The bubal hartebeest was described as uniformly sand colored, save for "an ill-defined patch of greyish on each side of the muzzle above the nostrils", and the terminal tuft of the tail, which was black. In this case the subspecies was similar to the plain colored Lelwel hartebeest, lacking white or black facial markings such as those present in the Western and Swayne's hartebeest. It measured 43 inches at the shoulder and the horns were 'U' shaped when seen from the front.

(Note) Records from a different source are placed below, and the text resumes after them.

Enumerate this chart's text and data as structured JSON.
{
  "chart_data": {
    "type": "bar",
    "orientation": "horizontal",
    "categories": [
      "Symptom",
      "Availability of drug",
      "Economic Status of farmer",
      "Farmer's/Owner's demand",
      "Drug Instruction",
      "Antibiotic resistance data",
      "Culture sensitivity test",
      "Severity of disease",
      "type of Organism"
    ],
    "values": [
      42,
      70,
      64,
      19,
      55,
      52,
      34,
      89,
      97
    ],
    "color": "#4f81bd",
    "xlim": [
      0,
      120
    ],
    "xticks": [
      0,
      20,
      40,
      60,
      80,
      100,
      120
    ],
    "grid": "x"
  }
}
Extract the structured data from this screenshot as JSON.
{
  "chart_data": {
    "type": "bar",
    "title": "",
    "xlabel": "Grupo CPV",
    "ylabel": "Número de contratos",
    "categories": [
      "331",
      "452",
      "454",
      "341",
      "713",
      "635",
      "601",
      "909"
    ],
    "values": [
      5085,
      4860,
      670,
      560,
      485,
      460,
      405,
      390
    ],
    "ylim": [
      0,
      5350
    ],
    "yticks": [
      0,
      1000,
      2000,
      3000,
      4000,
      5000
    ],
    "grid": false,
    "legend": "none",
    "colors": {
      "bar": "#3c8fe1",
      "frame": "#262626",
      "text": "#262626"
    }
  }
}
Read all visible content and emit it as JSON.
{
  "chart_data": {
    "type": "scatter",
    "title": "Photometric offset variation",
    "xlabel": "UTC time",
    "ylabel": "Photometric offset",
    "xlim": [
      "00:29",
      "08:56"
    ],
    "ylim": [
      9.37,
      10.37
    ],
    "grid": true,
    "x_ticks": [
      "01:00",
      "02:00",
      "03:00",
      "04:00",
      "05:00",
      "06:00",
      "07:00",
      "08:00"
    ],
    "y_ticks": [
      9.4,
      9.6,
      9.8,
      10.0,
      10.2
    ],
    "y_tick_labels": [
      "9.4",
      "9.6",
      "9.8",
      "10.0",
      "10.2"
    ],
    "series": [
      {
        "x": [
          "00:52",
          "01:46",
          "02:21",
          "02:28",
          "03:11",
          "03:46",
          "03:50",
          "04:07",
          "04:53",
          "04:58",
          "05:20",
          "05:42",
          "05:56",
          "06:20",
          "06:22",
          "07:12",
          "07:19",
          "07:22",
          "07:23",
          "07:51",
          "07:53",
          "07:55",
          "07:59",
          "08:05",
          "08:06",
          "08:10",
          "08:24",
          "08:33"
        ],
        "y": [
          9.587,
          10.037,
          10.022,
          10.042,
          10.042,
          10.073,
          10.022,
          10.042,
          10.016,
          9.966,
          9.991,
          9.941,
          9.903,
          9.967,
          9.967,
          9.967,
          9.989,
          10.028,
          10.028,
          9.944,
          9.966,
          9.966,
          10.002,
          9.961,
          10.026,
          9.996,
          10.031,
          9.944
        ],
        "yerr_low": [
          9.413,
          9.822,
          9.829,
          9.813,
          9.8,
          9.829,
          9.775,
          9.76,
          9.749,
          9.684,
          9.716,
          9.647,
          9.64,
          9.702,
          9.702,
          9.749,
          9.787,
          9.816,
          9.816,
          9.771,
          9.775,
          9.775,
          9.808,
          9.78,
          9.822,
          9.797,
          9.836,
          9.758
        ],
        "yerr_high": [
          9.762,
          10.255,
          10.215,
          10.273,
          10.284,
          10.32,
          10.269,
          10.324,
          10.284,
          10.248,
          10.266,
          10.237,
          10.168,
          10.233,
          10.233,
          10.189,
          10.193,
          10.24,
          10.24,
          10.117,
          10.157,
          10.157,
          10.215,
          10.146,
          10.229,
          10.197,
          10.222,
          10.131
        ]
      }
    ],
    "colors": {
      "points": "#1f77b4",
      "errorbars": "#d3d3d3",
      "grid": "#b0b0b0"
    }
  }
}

Like other hartebeests, the bubal was a social animal. Luis del Mármol Carvajal wrote in 1573 that herds of 100 to 200 animals could be found in northern Morocco. According to 19th century writers, the bubal hartebeest preferred rocky areas with a fair amount of vegetation, in contrast to the sandy, drier habitat of the Addax. Its main predator was the also extinct Barbary lion.
History and extinction
The bubal hartebeest ranged originally across Africa north of the Sahara, from Morocco to Egypt, where it disappeared earlier. It was also present with certainty in the Southern Levant prior to the Iron Age, but Harper found only "none too well substantiated" recent historical records from Israel and Arabia. The northern limit of the bubal hartebeest's range was the Mediterranean coast; large herds were still reported existing in Morocco north of the Atlas Mountains in 1738. As for the southern limits of its distribution, "wild oxen " were mentioned living in the Tassili mountains of the central Sahara in 1850. However, the identity of the latter animals is debatable. Even if they were indeed hartebeest, they might not belong to the northern subspecies. The subspecies declined sharply during the course of the 19th century, especially after the French conquest of Algeria, when entire herds were massacred at once by the colonial military. By 1867 it could only be found in the mountain ranges of north-western Africa that are near or within the Saharian desert. It disappeared from the Tunisian Atlas in 1870, and the last animal in this country was shot in 1902 near Tataouine. Outside of this instance, the bubal seems to have entered the 20th century restricted to the Western Atlas, from Boulemane in Morocco to the south of the Wahran department in Algeria. The last known herd, numbering only 15 animals, was located near Outat El Haj, Morocco in 1917; all but 3 of them were killed by the same hunter. The last animal in Morocco was shot in Missour in 1925. It probably disappeared around the same time in Algeria. One last specimen is mentioned as having been 'collected' in the 1920s near Geryville, south of the Chott Ech Chergui. While Harper, writing in 1945, considered that the subspecies could still possibly exist at the time in this area, he also mentioned that different campaigns in the 1920s and 1930s failed to find any animals in Morocco, Algeria or Tunisia, even in regions where it had been reported as numerous only a few decades before. The bubal hartebeest was protected under the London Convention of 1933.
Zoo and museum specimens
Individuals of bubal hartebeest were sometimes captured and kept in British, French, Italian and German private and public zoos around the start of the 20th century, although Ruxton and Schwarz failed to find any preserved in museums of these countries. The last captive bubal, a female, died in Paris in 1923. The Academy of Natural Sciences of Philadelphia received another female in 1905 from the Zoological Society of Philadelphia, which was stuffed. This is possibly the only bubal preserved in the United States of America.